Da verwunderte es kaum noch, dass ein auf einer kleinen Klosterinsel versteckter Pavillon wie der von Armenien mit dem Goldenen Löwen für die beste nationale Präsentation geehrt wurde. Aus künstlerischer Perspektive eher enttäuschend, aber dafür kompatibel mit dem Anspruch des Hauptkurators Okwui Enwezor. Die politisch akzentuierte Botschaft geht nicht nur in Richtung Türkei, die den genau vor 100 Jahren begangenen Genozid an den Armeniern bis heute leugnet. Die zart verhuschten Arbeiten der Gruppenausstellung weisen auch über die eigene Geschichte hinaus. Sie kreisen um Vertreibung und Verlust der heimischen Identität, ein Themenkomplex, der gerade jetzt vielen in ihrer Existenz bedrängten Völkern bekannt vorkommen dürfte.

Ohnehin üben sich viele Pavillons in der Austreibung einer drohenden Katastrophe. Céleste Boursier-Mougenot lässt Pinienbäume samt Wurzeln um den französischen Pavillon auf Wanderschaft gehen. Pamela Rosenkranz begnügt sich mit einem übervollen Swimmingpool, in dem sich eine chemisch duftende Suppe mit der Farbe von menschlicher Haut den Anschein des Humanen gibt.

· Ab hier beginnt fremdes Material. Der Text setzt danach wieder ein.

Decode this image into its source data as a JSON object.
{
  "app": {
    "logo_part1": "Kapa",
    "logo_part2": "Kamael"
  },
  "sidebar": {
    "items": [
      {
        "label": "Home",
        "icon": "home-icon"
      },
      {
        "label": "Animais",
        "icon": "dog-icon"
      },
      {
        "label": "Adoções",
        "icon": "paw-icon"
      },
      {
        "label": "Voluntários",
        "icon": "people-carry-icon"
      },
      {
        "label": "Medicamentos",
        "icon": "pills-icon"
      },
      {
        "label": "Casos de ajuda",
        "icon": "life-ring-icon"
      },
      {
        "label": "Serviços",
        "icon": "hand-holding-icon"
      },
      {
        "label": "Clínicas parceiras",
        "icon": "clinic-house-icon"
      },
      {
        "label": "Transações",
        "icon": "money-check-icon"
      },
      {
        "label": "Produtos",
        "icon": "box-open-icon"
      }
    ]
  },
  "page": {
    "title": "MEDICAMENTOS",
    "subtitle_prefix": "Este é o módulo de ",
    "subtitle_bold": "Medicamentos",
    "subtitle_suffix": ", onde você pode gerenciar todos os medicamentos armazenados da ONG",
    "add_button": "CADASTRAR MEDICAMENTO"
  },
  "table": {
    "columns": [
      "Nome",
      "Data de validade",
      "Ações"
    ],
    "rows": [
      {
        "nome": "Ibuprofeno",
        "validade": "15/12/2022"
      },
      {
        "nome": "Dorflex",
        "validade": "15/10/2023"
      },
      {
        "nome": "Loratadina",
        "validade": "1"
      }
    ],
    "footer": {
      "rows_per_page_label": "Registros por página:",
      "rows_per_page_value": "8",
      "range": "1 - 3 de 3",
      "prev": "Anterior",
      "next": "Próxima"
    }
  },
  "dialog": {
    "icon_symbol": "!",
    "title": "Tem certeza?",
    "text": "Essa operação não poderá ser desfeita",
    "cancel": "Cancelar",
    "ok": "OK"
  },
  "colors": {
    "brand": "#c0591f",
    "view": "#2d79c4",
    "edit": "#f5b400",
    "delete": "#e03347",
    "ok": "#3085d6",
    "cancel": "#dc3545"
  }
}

Bei den Russen starrt der riesige Kopf eines Kampffliegers ratlos in die Menge, und im amerikanischen Pavillon wähnt man sich bei Joan Jonas bereits in der Postapokalypse, die wie ein utopischer, aber auch reichlich materialistischer Hippie-Traum daherkommt. Ein nach innen gespiegelter venezianischer Palazzo inklusive.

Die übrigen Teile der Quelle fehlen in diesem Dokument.